Minimum Moves to Equal Array Elements help to understand the solution

Question

I saw a solution that I could not understand what stand behind the solution and I would like to understand why the solution is correct (what stand behind the idea), The problem is "Minimum Moves to Equal Array Elements". The solution that I saw is:

 int minMoves(vector<int>& nums) {
    long minimum = nums[0]; 
    long sum = nums[0];
    for (int i = 1; i < nums.size(); ++i) {
        sum += nums[i];
        if (nums[i] < minimum)
            minimum = nums[i];
    }
    return sum - minimum * nums.size();
}

I didn't understand why the sum of elements subtraction the minimal element multiply the length of array gives the solution of the problem ?
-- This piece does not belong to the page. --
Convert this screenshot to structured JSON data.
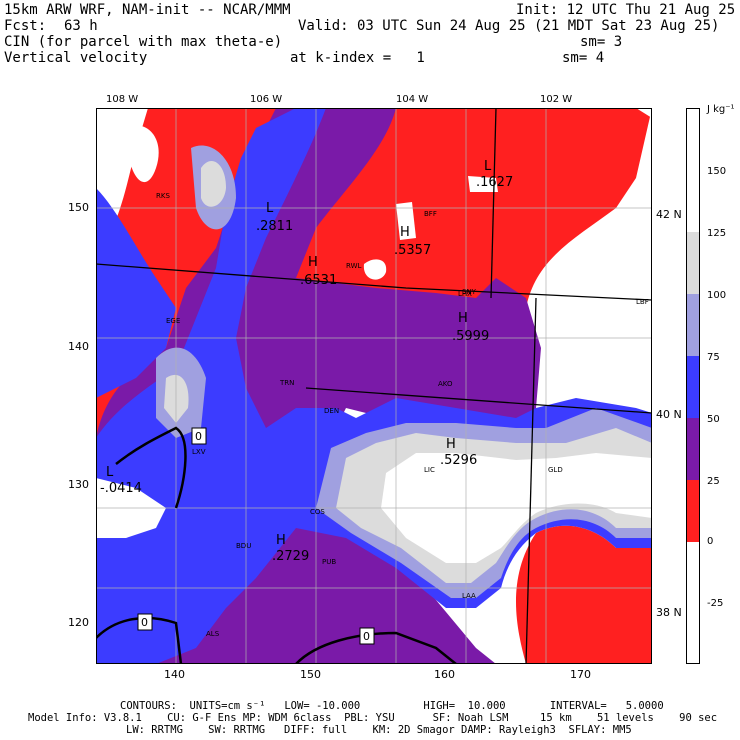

edit: this is the explanation of the problem: Given a non-empty integer array of size n, find the minimum number of moves required to make all array elements equal, where a move is incrementing n - 1 elements by 1. Example:

Input: [1,2,3]

Output: 3

Explanation: Only three moves are needed (remember each move increments two elements):

[1,2,3] => [2,3,3] => [3,4,3] => [4,4,4]

Answer 1

From what I understand, your problem is : you have an array of integer, your only move is to decrease one element, what is the minimal number of move you have to do to have an array with all the elements equal.

A first idea for this problem would be to first look for the minimum of the array, and then add the diffence between each element and the minimum.

So here, with minthe minimum of the array, you want to calculate the sum of nums[i]-min for i between 0 and the size of your array. But it is the same as calculate the sum of nums[i] (the sum of the elements of your array), then the sum of min, and then do the difference.

min being constant, your sum of min is the same as min*nums.size().

In the answer you gave, both the minimum and the sum of the array are calculated in the same for loop. After that, it gives you the difference I explained before, which is your answer.

Answer 2

Per my understanding from the question as @larticho explained in the comments, the only operator given is minus. Therefore, what you cannot do is that you cannot change the value of minimum (or if you change it, it is pointless and it causes only extra moves). Therefore what you have to do is to reduce the size of every other element to be equal as a minimum. Therefore, the total number of moves equals the distance of all elements together from a minimum.

I.e. ∑_i=1..n (x_i - min), if you put it into two separate summations, it will be ∑_i=1..n x_i - ∑_i=1..n min, which is equal to ∑ x_i - n * min as written in the code.